Es ist nicht das erste Mal in der Geschichte der EU, dass nationale Interessen der unterschiedlichsten Art die nötige Solidarität der Gemeinschaft sprengen. Großbritannien, Frankreich und auch Deutschland sind in der Vergangenheit mit gutem Beispiel vorangegangen.

Das Quartett der "Bösen" in Europa

Jetzt sind es vier Neu-Europäer, die sich quer stellen. An der Spitze der ungarische Ministerpräsident Viktor Orban, in dessen Interesse die Quote eigentlich liegen müsste - wird Ungarn nach dem starken Flüchtlings-Zuzug in den vergangenen Monaten doch von der Gemeinschaft entlastet. Polen und die baltischen Staaten hatten als erste lange und laut gegen eine Übernahmequote gewettert. Kurz vor Torschluss vollzogen sie jedoch eine pragmatische Kehrtwende und zählen plötzlich zu den "Guten" in Europa.

Zum Quartett der "Bösen", die gegen die Quote gestimmt haben, gehören - neben Ungarn - noch Rumänien, die Slowakei und Tschechien.
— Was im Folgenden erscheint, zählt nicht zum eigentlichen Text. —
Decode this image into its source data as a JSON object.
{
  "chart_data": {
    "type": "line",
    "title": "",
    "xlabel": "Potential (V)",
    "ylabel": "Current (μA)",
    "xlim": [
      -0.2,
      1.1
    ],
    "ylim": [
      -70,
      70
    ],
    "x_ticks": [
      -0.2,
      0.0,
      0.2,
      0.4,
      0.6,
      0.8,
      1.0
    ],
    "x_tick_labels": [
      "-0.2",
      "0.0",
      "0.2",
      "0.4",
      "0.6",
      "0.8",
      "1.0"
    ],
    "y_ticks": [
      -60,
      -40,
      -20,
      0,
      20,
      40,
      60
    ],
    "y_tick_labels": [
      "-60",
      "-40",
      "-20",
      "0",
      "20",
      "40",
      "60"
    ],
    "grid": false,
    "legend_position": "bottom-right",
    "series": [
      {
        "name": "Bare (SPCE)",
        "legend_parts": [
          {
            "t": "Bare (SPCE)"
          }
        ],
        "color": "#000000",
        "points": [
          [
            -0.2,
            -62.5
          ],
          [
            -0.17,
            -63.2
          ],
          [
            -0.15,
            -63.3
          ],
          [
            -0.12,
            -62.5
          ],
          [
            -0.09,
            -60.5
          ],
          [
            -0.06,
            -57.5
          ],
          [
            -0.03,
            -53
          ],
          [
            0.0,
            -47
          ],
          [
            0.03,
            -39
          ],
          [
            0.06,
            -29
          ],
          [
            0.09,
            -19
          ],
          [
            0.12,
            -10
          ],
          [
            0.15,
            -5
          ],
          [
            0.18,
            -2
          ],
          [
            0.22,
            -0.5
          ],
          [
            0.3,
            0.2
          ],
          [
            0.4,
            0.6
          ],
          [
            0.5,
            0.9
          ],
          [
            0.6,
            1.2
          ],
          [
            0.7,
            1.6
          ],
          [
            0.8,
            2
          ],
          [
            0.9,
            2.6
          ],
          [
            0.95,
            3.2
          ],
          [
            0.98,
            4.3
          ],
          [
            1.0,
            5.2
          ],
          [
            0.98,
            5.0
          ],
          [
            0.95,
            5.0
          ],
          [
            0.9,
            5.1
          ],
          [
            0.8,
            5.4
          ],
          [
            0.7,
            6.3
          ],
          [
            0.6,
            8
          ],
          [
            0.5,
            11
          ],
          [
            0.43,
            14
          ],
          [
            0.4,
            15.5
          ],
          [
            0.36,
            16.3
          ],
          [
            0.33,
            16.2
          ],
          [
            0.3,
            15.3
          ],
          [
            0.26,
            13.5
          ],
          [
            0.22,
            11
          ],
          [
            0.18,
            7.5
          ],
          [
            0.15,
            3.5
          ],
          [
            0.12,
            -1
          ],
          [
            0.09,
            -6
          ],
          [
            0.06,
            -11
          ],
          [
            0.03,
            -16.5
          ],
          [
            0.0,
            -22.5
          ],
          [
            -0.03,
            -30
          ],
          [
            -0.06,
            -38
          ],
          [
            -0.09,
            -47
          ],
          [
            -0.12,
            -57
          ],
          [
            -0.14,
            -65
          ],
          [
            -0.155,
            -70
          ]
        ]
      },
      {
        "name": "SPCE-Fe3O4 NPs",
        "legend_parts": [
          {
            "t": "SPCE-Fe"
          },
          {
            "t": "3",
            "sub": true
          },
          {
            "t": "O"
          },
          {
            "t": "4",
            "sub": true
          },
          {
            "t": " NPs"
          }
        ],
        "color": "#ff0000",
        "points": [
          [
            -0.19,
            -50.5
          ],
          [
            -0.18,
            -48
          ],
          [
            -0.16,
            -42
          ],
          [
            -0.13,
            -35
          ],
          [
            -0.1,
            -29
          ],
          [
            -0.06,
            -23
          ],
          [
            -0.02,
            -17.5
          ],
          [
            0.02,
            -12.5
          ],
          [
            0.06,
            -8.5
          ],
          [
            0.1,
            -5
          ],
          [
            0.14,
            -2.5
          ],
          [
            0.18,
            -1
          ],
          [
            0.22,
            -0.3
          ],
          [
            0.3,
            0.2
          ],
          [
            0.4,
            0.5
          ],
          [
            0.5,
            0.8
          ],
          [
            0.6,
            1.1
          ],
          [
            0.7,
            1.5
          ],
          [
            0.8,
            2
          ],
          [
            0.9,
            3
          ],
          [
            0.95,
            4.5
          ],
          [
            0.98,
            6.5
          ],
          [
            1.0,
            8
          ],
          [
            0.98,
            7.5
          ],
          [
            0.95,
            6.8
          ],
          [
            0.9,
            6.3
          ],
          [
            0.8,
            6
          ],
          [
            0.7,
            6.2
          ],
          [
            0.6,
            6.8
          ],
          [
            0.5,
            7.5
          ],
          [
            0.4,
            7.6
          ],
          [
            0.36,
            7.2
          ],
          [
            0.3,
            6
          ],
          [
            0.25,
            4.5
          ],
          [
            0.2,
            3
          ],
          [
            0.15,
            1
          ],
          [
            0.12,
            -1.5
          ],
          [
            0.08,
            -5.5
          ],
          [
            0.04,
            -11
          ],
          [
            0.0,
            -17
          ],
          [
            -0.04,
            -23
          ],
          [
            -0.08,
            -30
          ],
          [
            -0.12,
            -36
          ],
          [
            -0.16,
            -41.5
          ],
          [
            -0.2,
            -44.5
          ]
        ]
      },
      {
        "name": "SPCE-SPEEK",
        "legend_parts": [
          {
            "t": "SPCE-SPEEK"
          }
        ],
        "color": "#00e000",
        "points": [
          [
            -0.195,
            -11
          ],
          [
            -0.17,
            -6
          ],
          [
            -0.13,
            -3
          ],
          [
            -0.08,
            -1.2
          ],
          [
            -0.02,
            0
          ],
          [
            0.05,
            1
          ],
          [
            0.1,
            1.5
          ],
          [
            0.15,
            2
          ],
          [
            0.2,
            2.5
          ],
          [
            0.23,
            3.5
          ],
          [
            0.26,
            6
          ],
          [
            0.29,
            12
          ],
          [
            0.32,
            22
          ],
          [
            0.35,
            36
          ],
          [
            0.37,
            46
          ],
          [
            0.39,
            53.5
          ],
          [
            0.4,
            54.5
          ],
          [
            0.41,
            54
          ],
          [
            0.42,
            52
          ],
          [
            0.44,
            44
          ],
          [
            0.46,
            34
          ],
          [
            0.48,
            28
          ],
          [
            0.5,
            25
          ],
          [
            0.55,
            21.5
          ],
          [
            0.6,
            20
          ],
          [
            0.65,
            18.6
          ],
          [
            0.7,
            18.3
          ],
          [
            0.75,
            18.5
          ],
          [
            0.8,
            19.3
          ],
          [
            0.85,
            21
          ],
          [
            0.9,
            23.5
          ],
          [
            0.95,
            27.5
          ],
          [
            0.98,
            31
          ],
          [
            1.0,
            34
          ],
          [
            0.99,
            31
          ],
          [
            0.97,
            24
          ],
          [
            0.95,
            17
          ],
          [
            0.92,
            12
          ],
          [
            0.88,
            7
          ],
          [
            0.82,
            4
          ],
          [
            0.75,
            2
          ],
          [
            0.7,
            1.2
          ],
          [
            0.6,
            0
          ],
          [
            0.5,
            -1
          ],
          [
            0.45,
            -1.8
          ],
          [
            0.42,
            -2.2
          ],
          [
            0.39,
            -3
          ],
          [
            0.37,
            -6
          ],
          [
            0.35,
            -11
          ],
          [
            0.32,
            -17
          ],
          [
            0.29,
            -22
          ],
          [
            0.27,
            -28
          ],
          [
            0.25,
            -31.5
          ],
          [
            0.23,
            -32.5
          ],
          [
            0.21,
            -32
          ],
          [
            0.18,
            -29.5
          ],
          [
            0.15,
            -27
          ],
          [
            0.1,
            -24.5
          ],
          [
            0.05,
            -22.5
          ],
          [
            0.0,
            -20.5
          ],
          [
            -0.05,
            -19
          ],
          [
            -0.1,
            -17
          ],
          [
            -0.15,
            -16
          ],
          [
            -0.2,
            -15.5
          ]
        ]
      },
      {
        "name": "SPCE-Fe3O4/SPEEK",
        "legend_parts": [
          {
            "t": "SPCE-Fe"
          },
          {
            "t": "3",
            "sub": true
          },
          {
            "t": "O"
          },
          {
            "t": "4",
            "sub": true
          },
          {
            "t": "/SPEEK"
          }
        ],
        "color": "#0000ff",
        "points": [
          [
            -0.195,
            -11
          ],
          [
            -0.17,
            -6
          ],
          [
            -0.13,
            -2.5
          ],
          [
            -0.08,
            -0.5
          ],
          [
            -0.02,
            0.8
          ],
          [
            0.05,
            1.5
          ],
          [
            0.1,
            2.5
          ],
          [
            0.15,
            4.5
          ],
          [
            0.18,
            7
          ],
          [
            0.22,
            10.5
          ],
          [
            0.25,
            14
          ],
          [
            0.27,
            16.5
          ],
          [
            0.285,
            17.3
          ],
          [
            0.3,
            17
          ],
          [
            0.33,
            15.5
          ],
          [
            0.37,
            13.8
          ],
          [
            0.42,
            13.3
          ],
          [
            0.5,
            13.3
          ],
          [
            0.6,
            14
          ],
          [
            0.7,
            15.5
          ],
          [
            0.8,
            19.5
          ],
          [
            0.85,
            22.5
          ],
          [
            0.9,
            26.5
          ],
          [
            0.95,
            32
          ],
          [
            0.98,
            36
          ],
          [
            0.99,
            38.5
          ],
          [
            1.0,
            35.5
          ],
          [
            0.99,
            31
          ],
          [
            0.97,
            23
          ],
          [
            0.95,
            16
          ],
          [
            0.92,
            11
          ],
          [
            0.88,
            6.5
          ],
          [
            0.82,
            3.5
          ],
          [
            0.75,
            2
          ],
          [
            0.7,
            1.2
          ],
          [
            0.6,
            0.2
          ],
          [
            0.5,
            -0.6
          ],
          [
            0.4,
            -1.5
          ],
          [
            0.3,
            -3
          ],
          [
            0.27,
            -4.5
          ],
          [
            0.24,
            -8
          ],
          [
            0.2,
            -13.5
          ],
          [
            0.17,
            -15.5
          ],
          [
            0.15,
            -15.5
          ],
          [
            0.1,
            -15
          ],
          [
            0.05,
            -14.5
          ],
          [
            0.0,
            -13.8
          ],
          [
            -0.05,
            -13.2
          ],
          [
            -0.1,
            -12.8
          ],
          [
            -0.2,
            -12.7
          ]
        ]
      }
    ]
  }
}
Der rumänische Präsident Klaus Iohannis hat damit eine große Chance vertan, sich als überzeugter Europäer zu profilieren. Er zog es stattdessen vor, wegen eines zerbrechlichen Hausfriedens in Bukarest das kleinliche Spiel autochthoner Nationalisten nach Brüssel zu tragen. Der slowakische Ministerpräsident Robert Fico kündigte gar eine Klage gegen den Beschluss vor dem Europäischen Gerichtshof an. Auch sein tschechischer Amtskollege Bohuslaw Sobotka stemmte sich gegen die Quotenregelung, will aber auf eine Klage verzichten. Anders als die Slowakei wollen Tschechien und Rumänien den Beschluss letztendlich aber umsetzen.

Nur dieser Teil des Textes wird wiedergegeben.